Un véhicule Ford F350 à quatre roues motrices avec cabine est équipé d’un broyeur Hanchett, torches en acétylène et tuyaux hydrauliques. La camionnette d’assistance transporte des pièces de rechange, de l’huile, des réservoirs à carburant, des pneus de remorque, des pièces de déchiqueteur, des écrous et des boulons, des soudeuses et un compresseur d’air.

L’équipement est graissé et ravitaillé en fin de journée pour lui permettre de refroidir et d’éliminer le risque potentiel d’incendie. La vidange d’huile et le remplacement des filtres sont effectués à 250 heures, sur les moteurs Cat, et à 150 heures, sur le moteur Cummins (sur la machine Clark Ranger) car il possède un réservoir d’huile plus petit. Les camions sont révisés tous les 32 000 km plutôt que les 40 000 km recommandés. Ceci est dû au fait que les kilomètres parcourus en milieu rural et affichés ajoutent plus d’heures que ce que le kilométrage indique.
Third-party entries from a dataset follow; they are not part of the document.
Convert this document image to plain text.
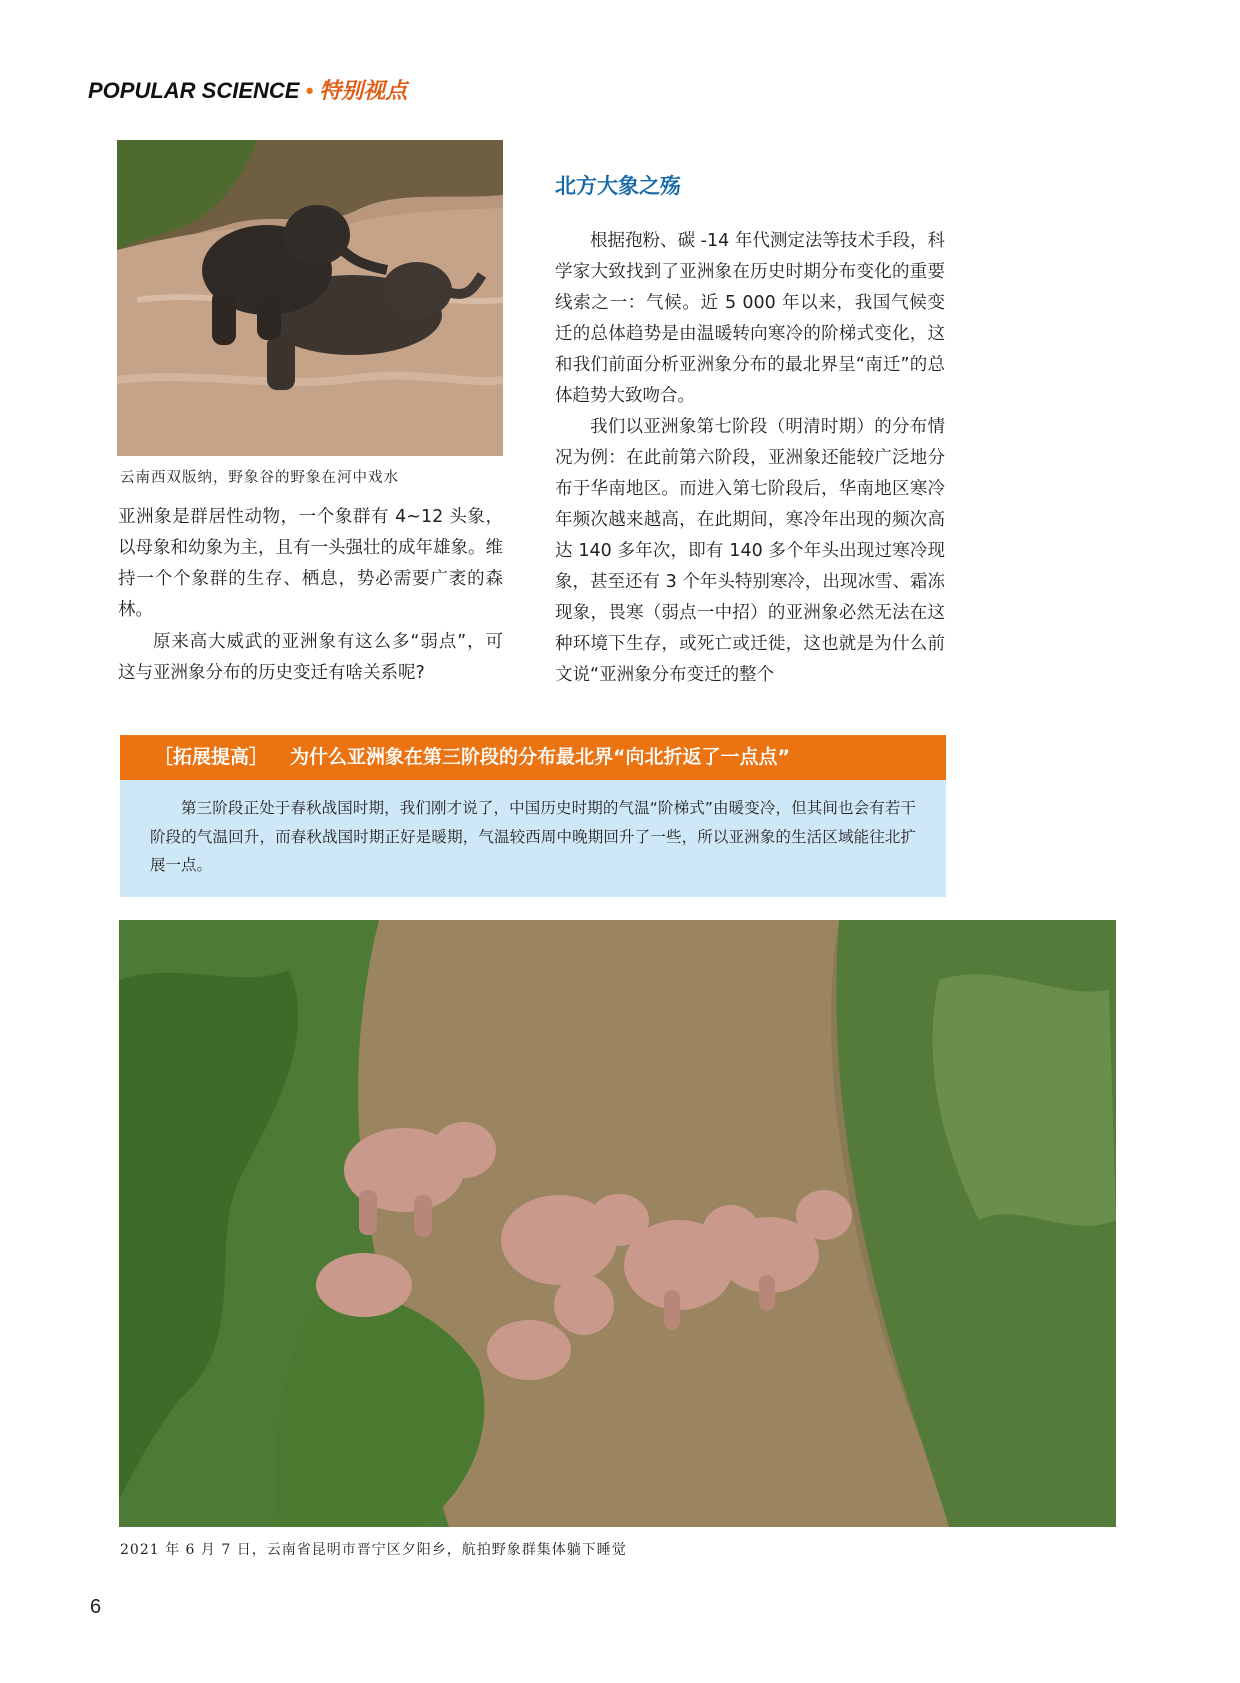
POPULAR SCIENCE • 特别视点
云南西双版纳，野象谷的野象在河中戏水

亚洲象是群居性动物，一个象群有 4~12 头象，以母象和幼象为主，且有一头强壮的成年雄象。维持一个个象群的生存、栖息，势必需要广袤的森林。

原来高大威武的亚洲象有这么多“弱点”，可这与亚洲象分布的历史变迁有啥关系呢?

北方大象之殇

根据孢粉、碳 -14 年代测定法等技术手段，科学家大致找到了亚洲象在历史时期分布变化的重要线索之一：气候。近 5 000 年以来，我国气候变迁的总体趋势是由温暖转向寒冷的阶梯式变化，这和我们前面分析亚洲象分布的最北界呈“南迁”的总体趋势大致吻合。

我们以亚洲象第七阶段（明清时期）的分布情况为例：在此前第六阶段，亚洲象还能较广泛地分布于华南地区。而进入第七阶段后，华南地区寒冷年频次越来越高，在此期间，寒冷年出现的频次高达 140 多年次，即有 140 多个年头出现过寒冷现象，甚至还有 3 个年头特别寒冷，出现冰雪、霜冻现象，畏寒（弱点一中招）的亚洲象必然无法在这种环境下生存，或死亡或迁徙，这也就是为什么前文说“亚洲象分布变迁的整个

［拓展提高］ 为什么亚洲象在第三阶段的分布最北界“向北折返了一点点”

第三阶段正处于春秋战国时期，我们刚才说了，中国历史时期的气温“阶梯式”由暖变冷，但其间也会有若干阶段的气温回升，而春秋战国时期正好是暖期，气温较西周中晚期回升了一些，所以亚洲象的生活区域能往北扩展一点。

2021 年 6 月 7 日，云南省昆明市晋宁区夕阳乡，航拍野象群集体躺下睡觉
6
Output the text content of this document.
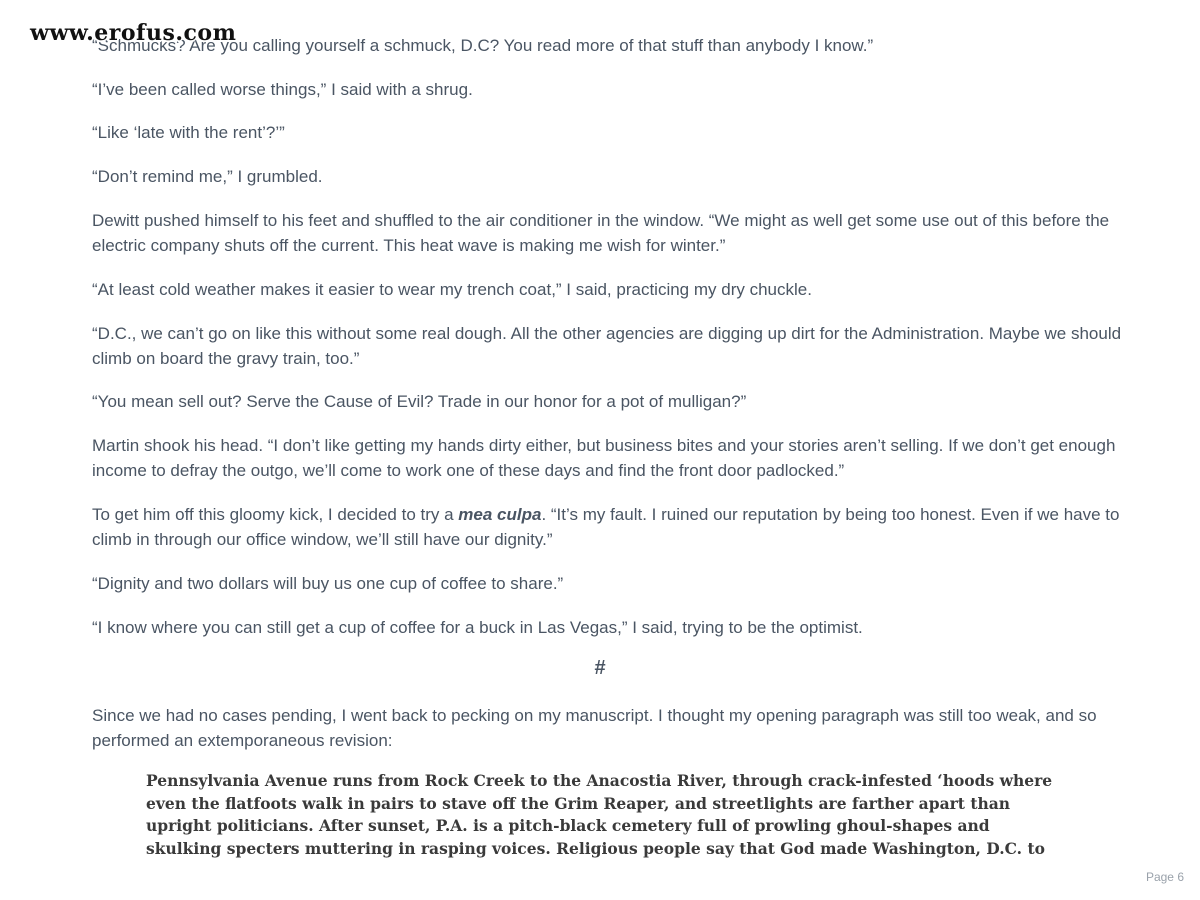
www.erofus.com

“Schmucks? Are you calling yourself a schmuck, D.C? You read more of that stuff than anybody I know.”

“I’ve been called worse things,” I said with a shrug.

“Like ‘late with the rent’?’”

“Don’t remind me,” I grumbled.

Dewitt pushed himself to his feet and shuffled to the air conditioner in the window. “We might as well get some use out of this before the electric company shuts off the current. This heat wave is making me wish for winter.”

“At least cold weather makes it easier to wear my trench coat,” I said, practicing my dry chuckle.

“D.C., we can’t go on like this without some real dough. All the other agencies are digging up dirt for the Administration. Maybe we should climb on board the gravy train, too.”

“You mean sell out? Serve the Cause of Evil? Trade in our honor for a pot of mulligan?”

Martin shook his head. “I don’t like getting my hands dirty either, but business bites and your stories aren’t selling. If we don’t get enough income to defray the outgo, we’ll come to work one of these days and find the front door padlocked.”

To get him off this gloomy kick, I decided to try a mea culpa. “It’s my fault. I ruined our reputation by being too honest. Even if we have to climb in through our office window, we’ll still have our dignity.”

“Dignity and two dollars will buy us one cup of coffee to share.”

“I know where you can still get a cup of coffee for a buck in Las Vegas,” I said, trying to be the optimist.

#

Since we had no cases pending, I went back to pecking on my manuscript. I thought my opening paragraph was still too weak, and so performed an extemporaneous revision:

Pennsylvania Avenue runs from Rock Creek to the Anacostia River, through crack-infested ‘hoods where even the flatfoots walk in pairs to stave off the Grim Reaper, and streetlights are farther apart than upright politicians. After sunset, P.A. is a pitch-black cemetery full of prowling ghoul-shapes and skulking specters muttering in rasping voices. Religious people say that God made Washington, D.C. to

Page 6
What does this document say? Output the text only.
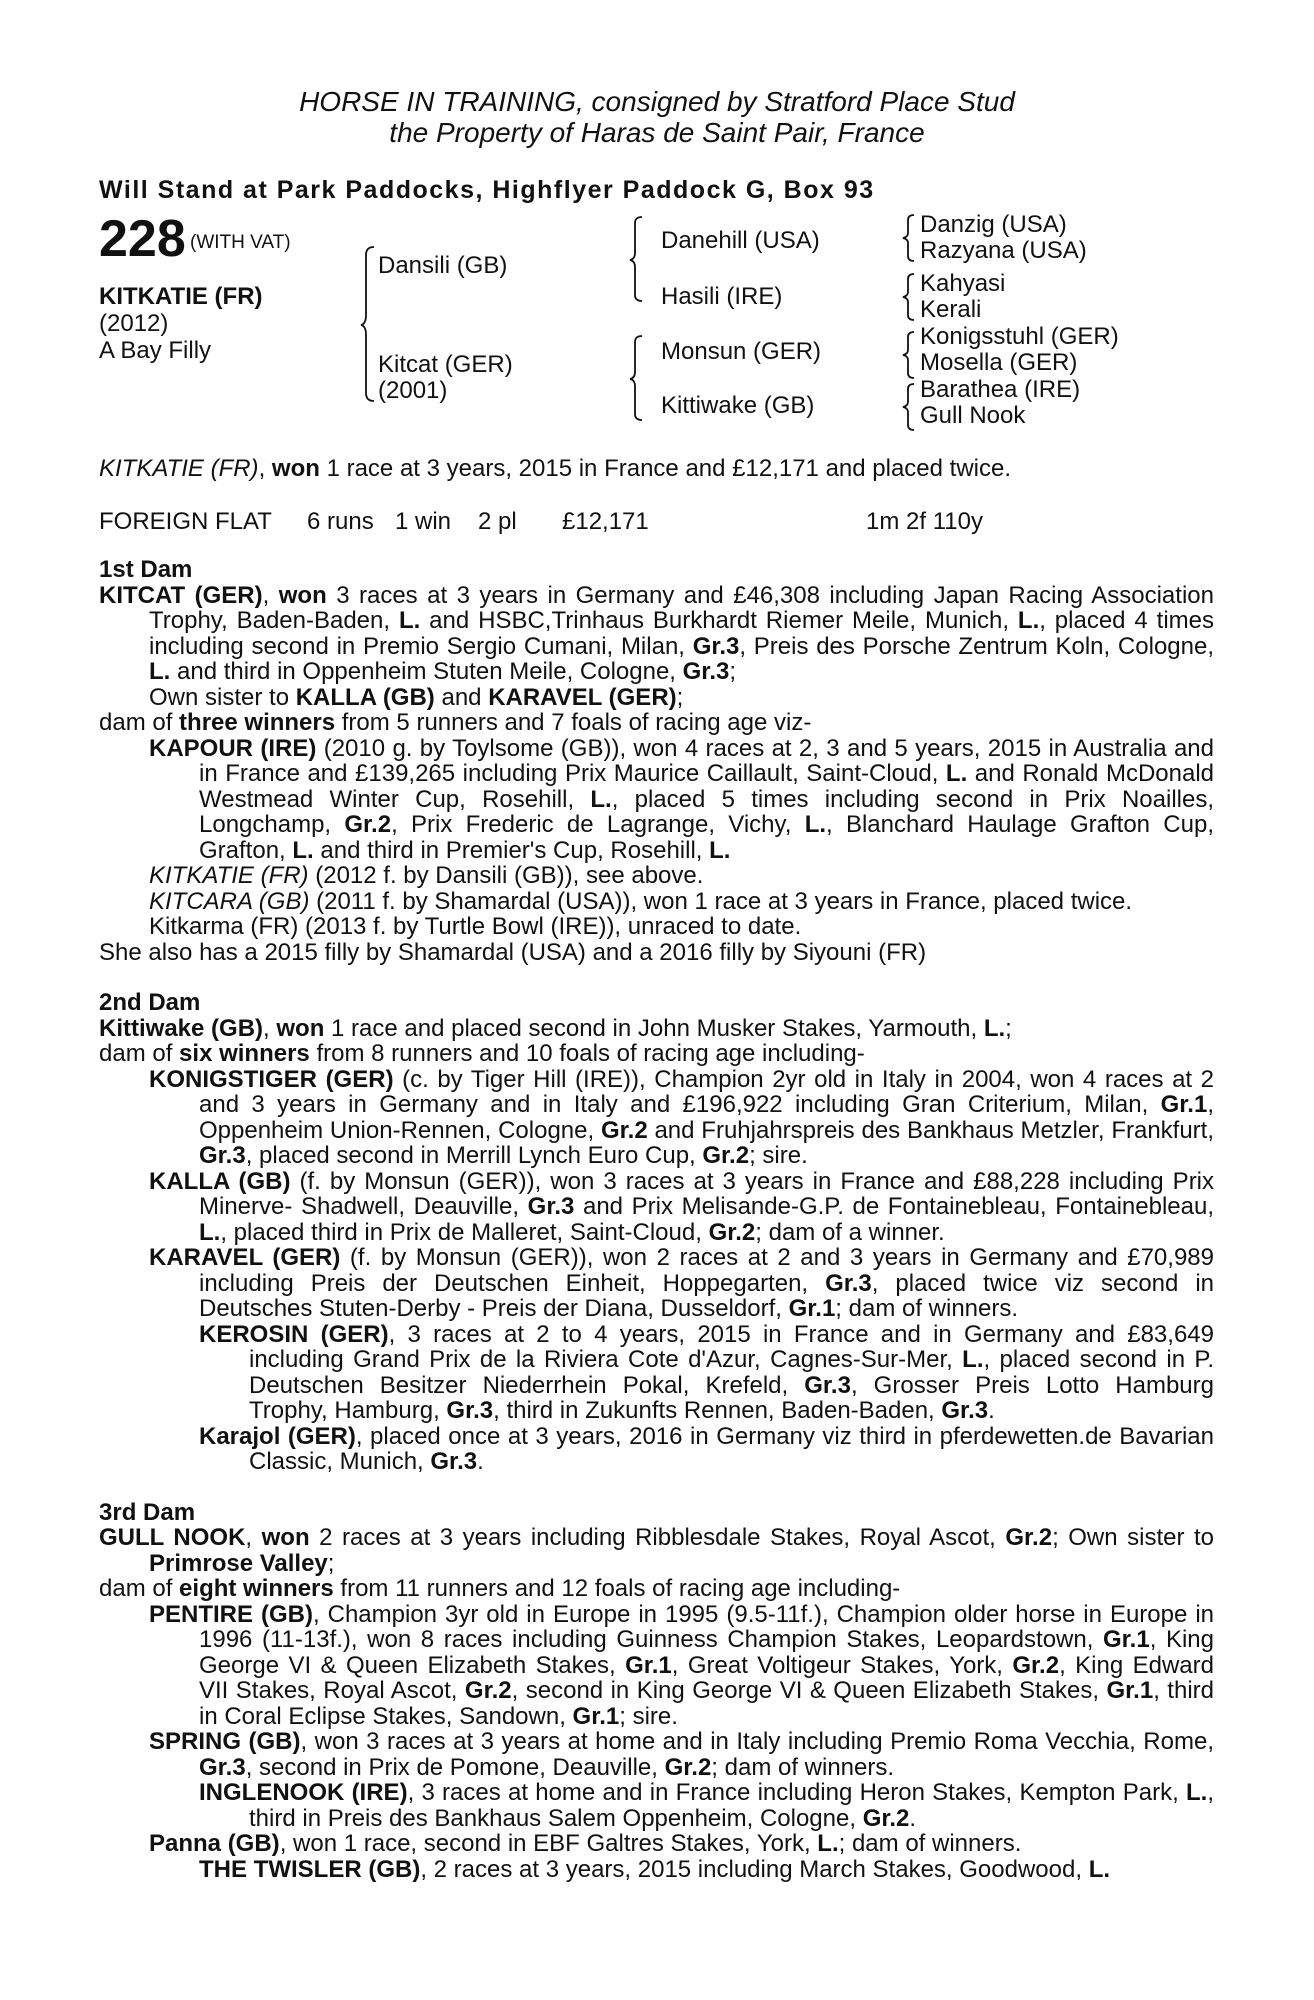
HORSE IN TRAINING, consigned by Stratford Place Stud
the Property of Haras de Saint Pair, France
Will Stand at Park Paddocks, Highflyer Paddock G, Box 93
228 (WITH VAT)
KITKATIE (FR)
(2012)
A Bay Filly
Dansili (GB)
Kitcat (GER)
(2001)
Danehill (USA)
Hasili (IRE)
Monsun (GER)
Kittiwake (GB)
Danzig (USA)
Razyana (USA)
Kahyasi
Kerali
Konigsstuhl (GER)
Mosella (GER)
Barathea (IRE)
Gull Nook

KITKATIE (FR), won 1 race at 3 years, 2015 in France and £12,171 and placed twice.

FOREIGN FLAT 6 runs 1 win 2 pl £12,171	1m 2f 110y

1st Dam

KITCAT (GER), won 3 races at 3 years in Germany and £46,308 including Japan Racing Association Trophy, Baden-Baden, L. and HSBC,Trinhaus Burkhardt Riemer Meile, Munich, L., placed 4 times including second in Premio Sergio Cumani, Milan, Gr.3, Preis des Porsche Zentrum Koln, Cologne, L. and third in Oppenheim Stuten Meile, Cologne, Gr.3;
Own sister to KALLA (GB) and KARAVEL (GER);

dam of three winners from 5 runners and 7 foals of racing age viz-

KAPOUR (IRE) (2010 g. by Toylsome (GB)), won 4 races at 2, 3 and 5 years, 2015 in Australia and in France and £139,265 including Prix Maurice Caillault, Saint-Cloud, L. and Ronald McDonald Westmead Winter Cup, Rosehill, L., placed 5 times including second in Prix Noailles, Longchamp, Gr.2, Prix Frederic de Lagrange, Vichy, L., Blanchard Haulage Grafton Cup, Grafton, L. and third in Premier's Cup, Rosehill, L.

KITKATIE (FR) (2012 f. by Dansili (GB)), see above.

KITCARA (GB) (2011 f. by Shamardal (USA)), won 1 race at 3 years in France, placed twice.

Kitkarma (FR) (2013 f. by Turtle Bowl (IRE)), unraced to date.

She also has a 2015 filly by Shamardal (USA) and a 2016 filly by Siyouni (FR)

2nd Dam

Kittiwake (GB), won 1 race and placed second in John Musker Stakes, Yarmouth, L.;

dam of six winners from 8 runners and 10 foals of racing age including-

KONIGSTIGER (GER) (c. by Tiger Hill (IRE)), Champion 2yr old in Italy in 2004, won 4 races at 2 and 3 years in Germany and in Italy and £196,922 including Gran Criterium, Milan, Gr.1, Oppenheim Union-Rennen, Cologne, Gr.2 and Fruhjahrspreis des Bankhaus Metzler, Frankfurt, Gr.3, placed second in Merrill Lynch Euro Cup, Gr.2; sire.

KALLA (GB) (f. by Monsun (GER)), won 3 races at 3 years in France and £88,228 including Prix Minerve- Shadwell, Deauville, Gr.3 and Prix Melisande-G.P. de Fontainebleau, Fontainebleau, L., placed third in Prix de Malleret, Saint-Cloud, Gr.2; dam of a winner.

KARAVEL (GER) (f. by Monsun (GER)), won 2 races at 2 and 3 years in Germany and £70,989 including Preis der Deutschen Einheit, Hoppegarten, Gr.3, placed twice viz second in Deutsches Stuten-Derby - Preis der Diana, Dusseldorf, Gr.1; dam of winners.

KEROSIN (GER), 3 races at 2 to 4 years, 2015 in France and in Germany and £83,649 including Grand Prix de la Riviera Cote d'Azur, Cagnes-Sur-Mer, L., placed second in P. Deutschen Besitzer Niederrhein Pokal, Krefeld, Gr.3, Grosser Preis Lotto Hamburg Trophy, Hamburg, Gr.3, third in Zukunfts Rennen, Baden-Baden, Gr.3.

Karajol (GER), placed once at 3 years, 2016 in Germany viz third in pferdewetten.de Bavarian Classic, Munich, Gr.3.

3rd Dam

GULL NOOK, won 2 races at 3 years including Ribblesdale Stakes, Royal Ascot, Gr.2; Own sister to Primrose Valley;

dam of eight winners from 11 runners and 12 foals of racing age including-

PENTIRE (GB), Champion 3yr old in Europe in 1995 (9.5-11f.), Champion older horse in Europe in 1996 (11-13f.), won 8 races including Guinness Champion Stakes, Leopardstown, Gr.1, King George VI & Queen Elizabeth Stakes, Gr.1, Great Voltigeur Stakes, York, Gr.2, King Edward VII Stakes, Royal Ascot, Gr.2, second in King George VI & Queen Elizabeth Stakes, Gr.1, third in Coral Eclipse Stakes, Sandown, Gr.1; sire.

SPRING (GB), won 3 races at 3 years at home and in Italy including Premio Roma Vecchia, Rome, Gr.3, second in Prix de Pomone, Deauville, Gr.2; dam of winners.

INGLENOOK (IRE), 3 races at home and in France including Heron Stakes, Kempton Park, L., third in Preis des Bankhaus Salem Oppenheim, Cologne, Gr.2.

Panna (GB), won 1 race, second in EBF Galtres Stakes, York, L.; dam of winners.

THE TWISLER (GB), 2 races at 3 years, 2015 including March Stakes, Goodwood, L.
Bien que l’équipe déplace de gros volumes de bois, l’important n’est pas le volume autant que la qualité de la performance et le maintien d’un rythme sûr et soutenu. D’ailleurs, la compagnie Bituminous Insurance a octroyé à Tilman Logging un prix pour ne pas avoir enregistré d’accidents entraînant une perte de temps en trois ans.

Son épouse Connie est la personne « dans l’ombre » de l’activité, mais elle occupe un poste clé, selon Tilman. « Un exploitant n’a pas à être trop intelligent », dit-il. « S’il a une épouse intelligente qui s’occupe de la paperasse et court après les pièces, il s’en sortira ».

En effet, dit-il, son comptable dit en plaisantant qu’il doit lui obtenir un remboursement sur la déclaration des revenus en raison des registres comptables complets et méticuleux tenus par Connie. Ce n’est pas un boulot qu’elle apprécie, admet Tilman, mais : « vous ne pouvez pas payer quelqu’un pour faire ce qu’elle fait. Je vous le dis, sans elle, je n’aurais pas pu y arriver et c’est la vérité », ajoute-t-il.